I also did some work looking at the different push/pull cables I have and some firewall pass-thrus that I bought for the cables. The heater cable is a fairly large (0.25″) cable and the standard pass-thru fits well on the cable. The choke cable that I purchased is a bit thinner so I also bought a few reducers that fit around the cable and into the pass-thru. The throttle cable works with the standard pass-thru, but the catch is that it already has cable terminates on it so I’m not able to slide the pass-thru over the end. I found they make a split pass-thru as well and this allows you to put the pass-thru on without having to slide it over the cable end. The other parts (nuts and lock washer) fit fine over the cable end so that’s not a problem.
Some photos of the completed heater box. The base plate, flap, and cable attachment (on the flap) are stainless steel.
I made a gasket out of 0.40″ silicone sheet. I used a single hole punch to make the holes for the rivnut heads and the two rivet heads that I added on the firewall.
The heater box fits well and the gasket seats against the firewall fine. I only had an issue with the top right hole not lining up so I had to slightly elongate the hole so the M3 screw would screw in OK.
I found these pass-thru bushings on Aircraft Spruce. They’re called “Cable Safe” (the standard one) and “Cable Safe II” (the split bushing). The regular one was around $10 and the split one is around $18. I thought these would be nicer to use then the rubber grommets that TAF uses. I had to figure out the combination of fittings though since the push/pull cables I have are all a little different. Above is a split bushing. a standard bushing, and a reducer (in the bag).
The standard fitting just slips over the end of the cable and fits fine on the larger (0.25″ outer diameter) heater box cable I purchased.
The choke cable I bought is a dual cable (because the Rotax 914 has 2 carburetors) and each cable is fairly thin so you can use the standard fitting, but it needs a reducer ring so it fits tighter.
The throttle cables (there are 2… remember 2 carburetors) are large like the heater box cable, but since there are ends already on them I had to use the split bushing. These are the TAF supplied throttle cables. The split bushing is a bit of a pain to get the nut onto because the halves move around and the treads don’t always line up correctly, but with some patience it threads on fine.

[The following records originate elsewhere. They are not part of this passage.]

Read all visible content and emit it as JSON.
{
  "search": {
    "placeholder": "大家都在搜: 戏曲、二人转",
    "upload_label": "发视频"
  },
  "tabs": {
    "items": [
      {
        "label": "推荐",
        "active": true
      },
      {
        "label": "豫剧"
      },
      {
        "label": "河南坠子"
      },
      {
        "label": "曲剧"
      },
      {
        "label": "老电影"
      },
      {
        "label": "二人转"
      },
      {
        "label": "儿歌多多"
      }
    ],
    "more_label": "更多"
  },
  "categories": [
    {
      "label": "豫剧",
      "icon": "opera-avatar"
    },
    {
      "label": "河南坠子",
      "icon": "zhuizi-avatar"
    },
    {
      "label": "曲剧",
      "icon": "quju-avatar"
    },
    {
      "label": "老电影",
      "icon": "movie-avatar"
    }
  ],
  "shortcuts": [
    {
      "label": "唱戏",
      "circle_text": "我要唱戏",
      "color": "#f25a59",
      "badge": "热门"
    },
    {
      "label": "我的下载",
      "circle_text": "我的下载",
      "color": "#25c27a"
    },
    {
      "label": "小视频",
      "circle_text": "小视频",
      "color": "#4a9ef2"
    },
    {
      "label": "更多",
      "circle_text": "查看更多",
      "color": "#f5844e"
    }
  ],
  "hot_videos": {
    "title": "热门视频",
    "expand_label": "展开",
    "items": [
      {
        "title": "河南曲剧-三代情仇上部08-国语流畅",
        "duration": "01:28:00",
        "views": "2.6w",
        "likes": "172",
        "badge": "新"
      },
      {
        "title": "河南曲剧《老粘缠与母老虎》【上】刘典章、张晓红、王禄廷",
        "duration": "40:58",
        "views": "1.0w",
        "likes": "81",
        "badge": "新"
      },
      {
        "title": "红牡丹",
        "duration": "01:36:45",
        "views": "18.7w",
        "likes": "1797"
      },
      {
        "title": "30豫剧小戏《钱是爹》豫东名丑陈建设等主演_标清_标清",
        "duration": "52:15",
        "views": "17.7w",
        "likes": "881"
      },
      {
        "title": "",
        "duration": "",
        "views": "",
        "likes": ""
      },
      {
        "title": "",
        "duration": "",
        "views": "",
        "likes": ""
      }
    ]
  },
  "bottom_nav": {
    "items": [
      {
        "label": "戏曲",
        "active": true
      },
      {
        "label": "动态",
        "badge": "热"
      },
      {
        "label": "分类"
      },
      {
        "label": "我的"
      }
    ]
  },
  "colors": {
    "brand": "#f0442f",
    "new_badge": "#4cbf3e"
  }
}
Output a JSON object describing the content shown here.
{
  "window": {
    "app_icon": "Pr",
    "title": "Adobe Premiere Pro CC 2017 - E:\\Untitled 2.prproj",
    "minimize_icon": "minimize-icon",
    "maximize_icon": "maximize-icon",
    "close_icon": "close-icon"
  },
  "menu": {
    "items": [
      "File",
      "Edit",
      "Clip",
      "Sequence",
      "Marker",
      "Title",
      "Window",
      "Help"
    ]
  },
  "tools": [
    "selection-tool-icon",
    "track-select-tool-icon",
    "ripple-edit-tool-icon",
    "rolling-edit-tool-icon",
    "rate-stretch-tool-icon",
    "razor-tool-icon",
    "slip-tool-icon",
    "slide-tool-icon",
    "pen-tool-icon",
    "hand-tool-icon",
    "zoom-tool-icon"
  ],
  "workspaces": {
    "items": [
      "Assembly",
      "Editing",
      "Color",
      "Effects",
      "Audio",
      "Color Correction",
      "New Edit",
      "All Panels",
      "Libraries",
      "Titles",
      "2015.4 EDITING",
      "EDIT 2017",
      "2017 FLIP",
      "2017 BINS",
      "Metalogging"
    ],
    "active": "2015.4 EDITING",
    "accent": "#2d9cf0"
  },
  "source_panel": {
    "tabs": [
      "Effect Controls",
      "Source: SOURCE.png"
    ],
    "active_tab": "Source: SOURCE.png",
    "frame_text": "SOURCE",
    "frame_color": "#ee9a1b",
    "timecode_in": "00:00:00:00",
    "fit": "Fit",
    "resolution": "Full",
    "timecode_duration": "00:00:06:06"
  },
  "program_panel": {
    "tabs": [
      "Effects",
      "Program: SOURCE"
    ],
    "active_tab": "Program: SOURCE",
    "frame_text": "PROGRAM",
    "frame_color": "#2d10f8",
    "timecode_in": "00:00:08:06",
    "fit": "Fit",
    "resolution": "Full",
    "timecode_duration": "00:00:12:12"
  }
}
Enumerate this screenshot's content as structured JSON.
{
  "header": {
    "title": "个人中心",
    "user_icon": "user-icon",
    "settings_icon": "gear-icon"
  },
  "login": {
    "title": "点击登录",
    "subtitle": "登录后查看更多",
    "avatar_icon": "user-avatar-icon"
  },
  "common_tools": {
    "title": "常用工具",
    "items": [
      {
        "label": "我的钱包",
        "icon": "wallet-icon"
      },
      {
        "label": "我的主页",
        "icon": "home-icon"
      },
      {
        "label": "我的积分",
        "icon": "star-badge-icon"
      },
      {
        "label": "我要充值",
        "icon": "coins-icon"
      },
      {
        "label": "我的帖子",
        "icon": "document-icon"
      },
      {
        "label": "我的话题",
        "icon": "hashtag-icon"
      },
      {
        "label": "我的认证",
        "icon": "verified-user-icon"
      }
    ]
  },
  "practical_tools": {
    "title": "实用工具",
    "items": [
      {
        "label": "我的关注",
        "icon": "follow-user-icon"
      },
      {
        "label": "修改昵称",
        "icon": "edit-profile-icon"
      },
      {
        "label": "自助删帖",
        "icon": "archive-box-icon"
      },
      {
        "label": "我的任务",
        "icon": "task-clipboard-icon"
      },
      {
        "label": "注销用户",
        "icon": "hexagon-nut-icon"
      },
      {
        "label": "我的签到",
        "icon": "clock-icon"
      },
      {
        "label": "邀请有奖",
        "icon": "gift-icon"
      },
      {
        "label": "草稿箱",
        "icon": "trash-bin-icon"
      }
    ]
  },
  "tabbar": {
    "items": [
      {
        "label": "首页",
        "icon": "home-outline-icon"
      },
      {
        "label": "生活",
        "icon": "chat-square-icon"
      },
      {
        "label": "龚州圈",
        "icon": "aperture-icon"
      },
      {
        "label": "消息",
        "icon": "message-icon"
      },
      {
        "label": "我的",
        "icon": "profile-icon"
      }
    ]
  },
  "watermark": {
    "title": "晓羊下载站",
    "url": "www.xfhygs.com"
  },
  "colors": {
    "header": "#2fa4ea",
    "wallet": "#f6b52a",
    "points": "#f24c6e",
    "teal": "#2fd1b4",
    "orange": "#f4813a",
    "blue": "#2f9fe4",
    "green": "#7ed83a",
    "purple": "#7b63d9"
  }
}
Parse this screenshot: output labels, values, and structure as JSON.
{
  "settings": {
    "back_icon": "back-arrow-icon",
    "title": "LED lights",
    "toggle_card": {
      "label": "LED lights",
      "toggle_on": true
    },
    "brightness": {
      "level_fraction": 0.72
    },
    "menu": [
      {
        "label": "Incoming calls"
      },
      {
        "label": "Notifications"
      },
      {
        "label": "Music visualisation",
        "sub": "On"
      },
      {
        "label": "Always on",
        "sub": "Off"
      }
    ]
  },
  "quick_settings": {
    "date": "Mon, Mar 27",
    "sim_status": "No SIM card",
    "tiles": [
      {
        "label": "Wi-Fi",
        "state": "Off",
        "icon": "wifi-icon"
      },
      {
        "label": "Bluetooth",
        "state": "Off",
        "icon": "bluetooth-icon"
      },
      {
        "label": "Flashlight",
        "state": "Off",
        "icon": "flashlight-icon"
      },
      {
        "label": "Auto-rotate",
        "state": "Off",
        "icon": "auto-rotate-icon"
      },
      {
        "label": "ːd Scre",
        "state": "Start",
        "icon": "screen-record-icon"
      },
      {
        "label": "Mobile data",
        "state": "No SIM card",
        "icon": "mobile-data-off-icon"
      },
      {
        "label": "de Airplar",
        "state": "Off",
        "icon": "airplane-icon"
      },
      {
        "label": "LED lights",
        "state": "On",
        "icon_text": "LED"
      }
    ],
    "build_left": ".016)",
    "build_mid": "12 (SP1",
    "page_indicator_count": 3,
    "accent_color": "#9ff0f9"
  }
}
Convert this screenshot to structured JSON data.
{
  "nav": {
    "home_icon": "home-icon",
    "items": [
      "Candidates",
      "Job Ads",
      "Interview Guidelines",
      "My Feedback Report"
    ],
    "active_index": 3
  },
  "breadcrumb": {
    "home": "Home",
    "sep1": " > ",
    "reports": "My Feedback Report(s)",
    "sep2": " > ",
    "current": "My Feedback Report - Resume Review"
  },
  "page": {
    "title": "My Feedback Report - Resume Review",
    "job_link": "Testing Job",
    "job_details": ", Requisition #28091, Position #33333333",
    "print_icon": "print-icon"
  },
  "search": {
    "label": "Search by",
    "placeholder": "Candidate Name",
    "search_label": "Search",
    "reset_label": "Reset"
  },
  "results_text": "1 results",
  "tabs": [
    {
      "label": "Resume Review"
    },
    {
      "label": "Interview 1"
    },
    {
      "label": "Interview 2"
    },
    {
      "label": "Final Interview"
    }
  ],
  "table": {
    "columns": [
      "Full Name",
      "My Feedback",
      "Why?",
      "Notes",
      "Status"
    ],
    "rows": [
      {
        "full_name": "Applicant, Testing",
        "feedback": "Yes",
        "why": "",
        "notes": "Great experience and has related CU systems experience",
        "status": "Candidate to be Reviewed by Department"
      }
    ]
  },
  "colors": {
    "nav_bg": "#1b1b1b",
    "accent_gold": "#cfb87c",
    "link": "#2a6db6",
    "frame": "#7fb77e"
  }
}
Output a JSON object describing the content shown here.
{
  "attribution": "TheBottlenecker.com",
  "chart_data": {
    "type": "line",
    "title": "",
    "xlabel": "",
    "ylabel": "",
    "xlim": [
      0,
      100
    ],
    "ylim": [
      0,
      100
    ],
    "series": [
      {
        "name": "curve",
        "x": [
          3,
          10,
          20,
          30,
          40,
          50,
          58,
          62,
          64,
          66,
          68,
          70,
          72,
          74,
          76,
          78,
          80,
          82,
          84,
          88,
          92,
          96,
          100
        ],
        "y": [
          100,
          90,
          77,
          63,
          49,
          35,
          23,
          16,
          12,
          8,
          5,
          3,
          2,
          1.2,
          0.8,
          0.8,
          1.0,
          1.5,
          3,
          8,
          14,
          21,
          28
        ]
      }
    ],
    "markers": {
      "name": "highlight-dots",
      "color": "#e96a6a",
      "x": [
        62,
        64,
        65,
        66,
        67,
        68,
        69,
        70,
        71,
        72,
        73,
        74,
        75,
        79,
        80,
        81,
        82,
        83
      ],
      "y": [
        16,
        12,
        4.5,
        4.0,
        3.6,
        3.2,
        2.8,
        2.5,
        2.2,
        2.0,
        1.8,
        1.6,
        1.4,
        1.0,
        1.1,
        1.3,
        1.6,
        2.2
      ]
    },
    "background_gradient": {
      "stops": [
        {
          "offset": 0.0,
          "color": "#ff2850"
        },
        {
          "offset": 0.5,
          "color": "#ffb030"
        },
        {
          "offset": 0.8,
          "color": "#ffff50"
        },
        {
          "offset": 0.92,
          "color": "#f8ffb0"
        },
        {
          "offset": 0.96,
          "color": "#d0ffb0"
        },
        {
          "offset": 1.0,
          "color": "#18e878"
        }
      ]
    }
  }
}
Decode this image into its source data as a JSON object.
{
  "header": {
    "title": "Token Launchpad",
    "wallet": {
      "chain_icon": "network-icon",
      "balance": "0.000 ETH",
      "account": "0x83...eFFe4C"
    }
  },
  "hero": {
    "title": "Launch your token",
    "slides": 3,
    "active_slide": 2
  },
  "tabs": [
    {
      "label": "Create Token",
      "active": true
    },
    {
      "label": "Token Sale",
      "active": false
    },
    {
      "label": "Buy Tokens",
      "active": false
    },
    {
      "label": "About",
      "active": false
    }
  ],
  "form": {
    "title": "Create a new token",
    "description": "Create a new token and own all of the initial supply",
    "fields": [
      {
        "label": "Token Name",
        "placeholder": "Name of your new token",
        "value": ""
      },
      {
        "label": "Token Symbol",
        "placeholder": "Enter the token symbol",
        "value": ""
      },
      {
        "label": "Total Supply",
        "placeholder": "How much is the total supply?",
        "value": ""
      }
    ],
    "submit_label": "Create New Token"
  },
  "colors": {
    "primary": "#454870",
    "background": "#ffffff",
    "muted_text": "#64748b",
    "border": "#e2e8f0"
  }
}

Here’s a photo from inside the firewall. This is the right side so there are 3 cables here: the heater box (bottom), Choke (middle), and throttle (top). I got lucky because there was just enough room for the the lock washers to fit. I had to upsize the holes a little bit so that the bushing would go through. BTW The fittings on the far right are -6AN fittings for the fuel send and return lines.
Here’s the firewall so far. All the pass-thrus are done and almost all the rivnuts are installed, except the ones for the fuel pumps. Once I get the overflow bottle I can make the bracket for that and then figure out the final location for the 2 GPS antenna brackets and mount those. I’ll mount those with M3 screws and rivnuts. When that’s done I’ll put on the heat blanket and finish up cutting the holes in that. Then the firewall will be ready for the engine install.